One result could be to raise further the perceived stakes in elections, which are close enough to apocalyptic as they are. Initiating a cycle of free and full prosecution of outgoing administrations could even incentivize more coup attempts by backing current officeholders into a corner in which the only way to avoid the blunt end of the law is to stay in power. Note, by contrast, how the constitutional remedy directly crafted to deal with official misconduct—impeachment—deftly avoids many of these dangers. 

This ties into a final point, among the most important: The law should abet civic peace. In fact, I’d put it more provocatively: Across a wide range of legal application, the unrealistic goal of perfect justice often needs to yield to the practical cause of civic peace. Few evils can match those of civil war, and if the law is to accomplish even its workaday goals, it must be accepted as legitimate by a broad public.

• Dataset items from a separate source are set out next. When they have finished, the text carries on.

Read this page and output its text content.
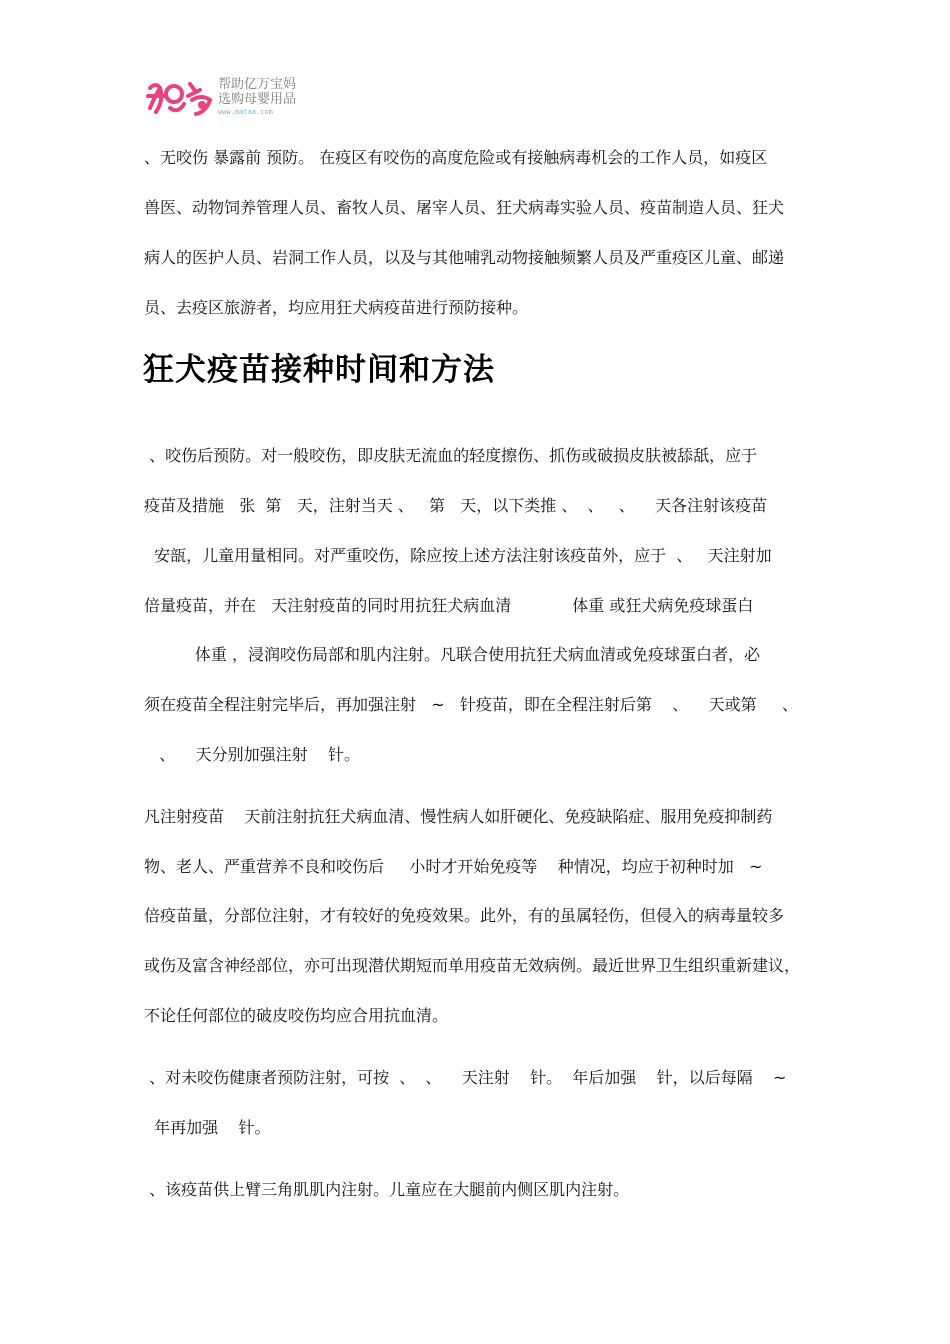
帮助亿万宝妈
选购母婴用品
www.mataa.com
、无咬伤 暴露前 预防。 在疫区有咬伤的高度危险或有接触病毒机会的工作人员，如疫区
兽医、动物饲养管理人员、畜牧人员、屠宰人员、狂犬病毒实验人员、疫苗制造人员、狂犬
病人的医护人员、岩洞工作人员，以及与其他哺乳动物接触频繁人员及严重疫区儿童、邮递
员、去疫区旅游者，均应用狂犬病疫苗进行预防接种。
狂犬疫苗接种时间和方法
、咬伤后预防。对一般咬伤，即皮肤无流血的轻度擦伤、抓伤或破损皮肤被舔舐，应于
疫苗及措施   张  第   天，注射当天 、   第   天，以下类推 、  、   、    天各注射该疫苗
安瓿，儿童用量相同。对严重咬伤，除应按上述方法注射该疫苗外，应于  、   天注射加
倍量疫苗，并在   天注射疫苗的同时用抗狂犬病血清            体重 或狂犬病免疫球蛋白
体重 ，浸润咬伤局部和肌内注射。凡联合使用抗狂犬病血清或免疫球蛋白者，必
须在疫苗全程注射完毕后，再加强注射   ~   针疫苗，即在全程注射后第    、    天或第     、
、    天分别加强注射    针。
凡注射疫苗    天前注射抗狂犬病血清、慢性病人如肝硬化、免疫缺陷症、服用免疫抑制药
物、老人、严重营养不良和咬伤后     小时才开始免疫等    种情况，均应于初种时加   ~
倍疫苗量，分部位注射，才有较好的免疫效果。此外，有的虽属轻伤，但侵入的病毒量较多
或伤及富含神经部位，亦可出现潜伏期短而单用疫苗无效病例。最近世界卫生组织重新建议，
不论任何部位的破皮咬伤均应合用抗血清。
、对未咬伤健康者预防注射，可按  、  、    天注射    针。  年后加强    针，以后每隔    ~
年再加强    针。
、该疫苗供上臂三角肌肌内注射。儿童应在大腿前内侧区肌内注射。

The Case for Prosecuting Donald Trump

I still believe all those things. But I believe other things too, and after the Jan. 6 hearings those have added more weight on the prosecution side of my scale. First, and most straightforward, the work of the January 6 committee has helped to make clear many facts relevant to whether to prosecute. These facts include Trump’s state of mind and state of knowledge regarding events at the Capitol and the efforts to derail the certification of electors, as well as the seriousness of those events. I’ve always accepted in principle that these might be enough to overcome a presumption against prosecution, but the committee’s output moved me along to where I was willing to say, “Yes, they do.”

Second, if you’re going to trade off the interests of thorough justice against those of civic peace, you need to actually get the civic peace. Approve or disapprove of the Nixon pardon, Nixon, having resigned, soon settled into a post-presidential career of benign elder statesman, a role seemingly meant to calm the storms of his tenure and help Americans forget what a divisive figure he had been.

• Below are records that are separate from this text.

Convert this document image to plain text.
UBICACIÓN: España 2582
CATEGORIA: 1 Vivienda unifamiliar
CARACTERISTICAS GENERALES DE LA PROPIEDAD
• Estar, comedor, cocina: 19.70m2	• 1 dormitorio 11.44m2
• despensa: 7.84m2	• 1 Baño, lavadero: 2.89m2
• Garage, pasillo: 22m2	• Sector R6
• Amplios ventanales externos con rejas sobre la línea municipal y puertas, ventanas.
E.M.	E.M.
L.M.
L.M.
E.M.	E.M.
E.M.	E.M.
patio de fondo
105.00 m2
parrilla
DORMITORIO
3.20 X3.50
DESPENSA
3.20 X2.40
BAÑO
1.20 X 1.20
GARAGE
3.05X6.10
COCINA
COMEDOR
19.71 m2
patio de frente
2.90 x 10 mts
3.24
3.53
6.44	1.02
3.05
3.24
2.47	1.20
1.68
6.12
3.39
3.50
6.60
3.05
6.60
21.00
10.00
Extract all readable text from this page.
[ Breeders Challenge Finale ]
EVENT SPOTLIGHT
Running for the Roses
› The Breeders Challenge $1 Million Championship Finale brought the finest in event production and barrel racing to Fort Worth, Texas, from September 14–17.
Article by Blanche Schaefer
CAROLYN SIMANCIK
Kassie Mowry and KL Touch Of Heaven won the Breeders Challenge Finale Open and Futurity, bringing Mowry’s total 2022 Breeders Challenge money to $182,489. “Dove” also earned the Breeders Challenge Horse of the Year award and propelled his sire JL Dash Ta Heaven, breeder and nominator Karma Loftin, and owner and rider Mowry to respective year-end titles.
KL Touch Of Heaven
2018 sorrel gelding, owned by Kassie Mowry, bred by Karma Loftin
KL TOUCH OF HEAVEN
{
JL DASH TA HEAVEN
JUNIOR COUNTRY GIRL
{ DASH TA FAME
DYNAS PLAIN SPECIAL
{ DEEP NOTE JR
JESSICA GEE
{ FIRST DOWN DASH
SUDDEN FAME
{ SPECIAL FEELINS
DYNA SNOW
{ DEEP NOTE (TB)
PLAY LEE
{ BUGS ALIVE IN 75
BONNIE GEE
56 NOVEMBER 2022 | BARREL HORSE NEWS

In retrospect, I think I underrated how divisive and destructive of civic peace it can be to see criminal behavior prosper, above all when it strikes at the process of democratic succession itself. Letting a brazenly unrepentant elected official walk free after such conduct will only embolden more and worse behavior of the same kind.

Of course, we are kidding ourselves if we think we can calculate all the repercussions of prosecuting Trump. At least two, however, should not influence any decision to prosecute. One is the prediction that prosecuting Trump and his close associates would propel him to a second term by enabling him to rally his supporters behind the narrative that they are the real victims—a narrative that, as political scientist and commentator Nicholas Grossman points out, members of Trump’s leadership team are certain to use anyway.

The other speculation that should not influence a decision to prosecute is that Trump-supporting mobs, militias or lone wolves might become violent if he is prosecuted. A threat is not an argument. The United States must not give in to threats—especially not of this sort.

I have also come to think that this is a moment in which America can no longer see itself as all that different from the rest of the world. We, too, are vulnerable to criminal conduct by a head of state in a form that we associate with unstable and vulnerable democracies—in this case, an attempt to stay in power despite losing the election. We cannot ignore that conduct, and we must deter it, even at the cost of new dangers.

That doesn’t mean falling into the populist practice of chanting, in an echo of the 2016 GOP conventioneers, “Lock him up.” It does mean being willing to accept that there is no longer good reason for prosecutors to give Donald Trump any benefit of the doubt they would not give, say, a former state official or private citizen. After that, we should be willing to see the law run its normal course.